While numerous works have focused on devising efficient algorithms for reinforcement learning (RL) with uniformly bounded rewards, it remains an open question whether sample or time-efficient algorithms for RL with large state-action space exist when the rewards are heavy-tailed, i.e., with only finite (1+ϵ)-th moments for some ϵ∈(0,1]. In this work, we address the challenge of such rewards in RL with linear function approximation. We first design an algorithm, Heavy-OFUL, for heavy-tailed linear bandits, achieving an instance-dependent T-round regret of Õ(d T^1-ϵ/2(1+ϵ)√(∑_t=1^T ν_t^2) + d T^1-ϵ/2(1+ϵ)), the first of this kind.
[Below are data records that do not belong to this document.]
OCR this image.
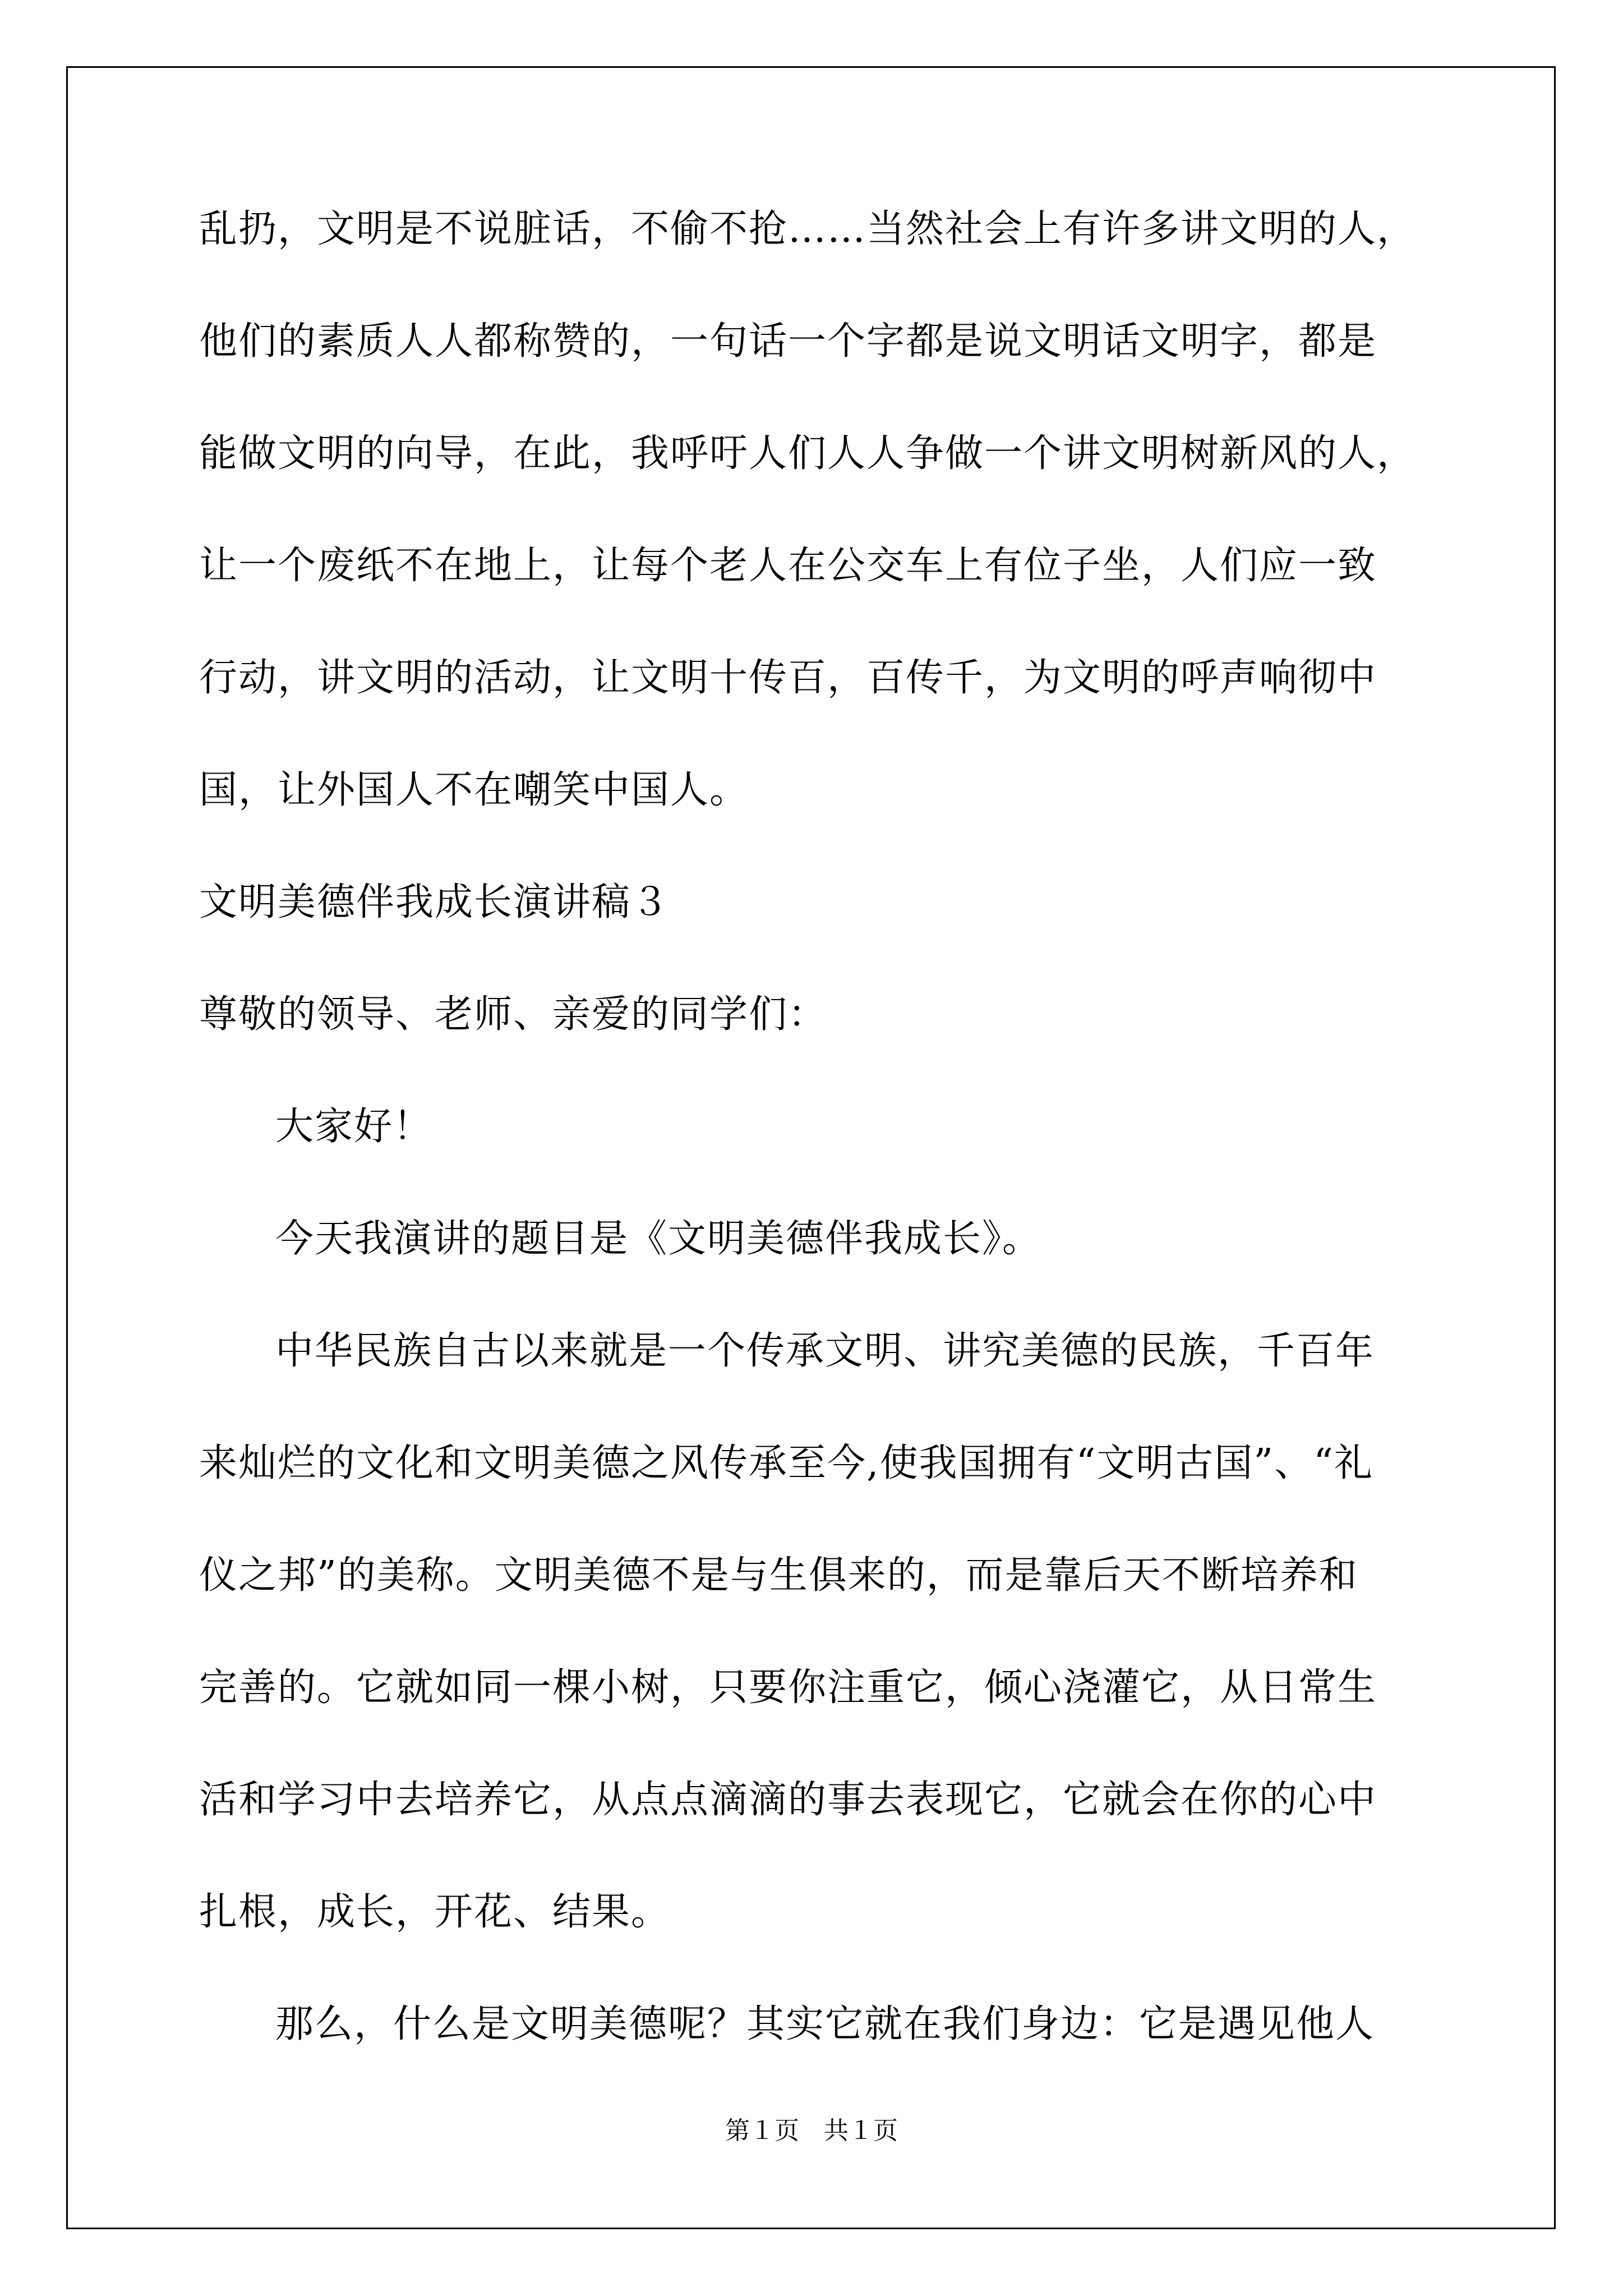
乱扔，文明是不说脏话，不偷不抢……当然社会上有许多讲文明的人，
他们的素质人人都称赞的，一句话一个字都是说文明话文明字，都是
能做文明的向导，在此，我呼吁人们人人争做一个讲文明树新风的人，
让一个废纸不在地上，让每个老人在公交车上有位子坐，人们应一致
行动，讲文明的活动，让文明十传百，百传千，为文明的呼声响彻中
国，让外国人不在嘲笑中国人。
文明美德伴我成长演讲稿３
尊敬的领导、老师、亲爱的同学们：
大家好！
今天我演讲的题目是《文明美德伴我成长》。
中华民族自古以来就是一个传承文明、讲究美德的民族，千百年
来灿烂的文化和文明美德之风传承至今,使我国拥有“文明古国”、“礼
仪之邦”的美称。文明美德不是与生俱来的，而是靠后天不断培养和
完善的。它就如同一棵小树，只要你注重它，倾心浇灌它，从日常生
活和学习中去培养它，从点点滴滴的事去表现它，它就会在你的心中
扎根，成长，开花、结果。
那么，什么是文明美德呢？其实它就在我们身边：它是遇见他人
第１页　共１页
Here, d is the feature dimension, and ν_t^1+ϵ is the (1+ϵ)-th central moment of the reward at the t-th round. We further show the above bound is minimax optimal when applied to the worst-case instances in stochastic and deterministic linear bandits. We then extend this algorithm to the RL settings with linear function approximation. Our algorithm, termed as Heavy-LSVI-UCB, achieves the first computationally efficient instance-dependent K-episode regret of Õ(d √(H 𝒰^*) K^1/1+ϵ + d √(H 𝒱^* K)). Here, H is length of the episode, and 𝒰^*, 𝒱^* are instance-dependent quantities scaling with the central moment of reward and value functions, respectively. We also provide a matching minimax lower bound Ω(d H K^1/1+ϵ + d √(H^3 K)) to demonstrate the optimality of our algorithm in the worst case. Our result is achieved via a novel robust self-normalized concentration inequality that may be of independent interest in handling heavy-tailed noise in general online regression problems.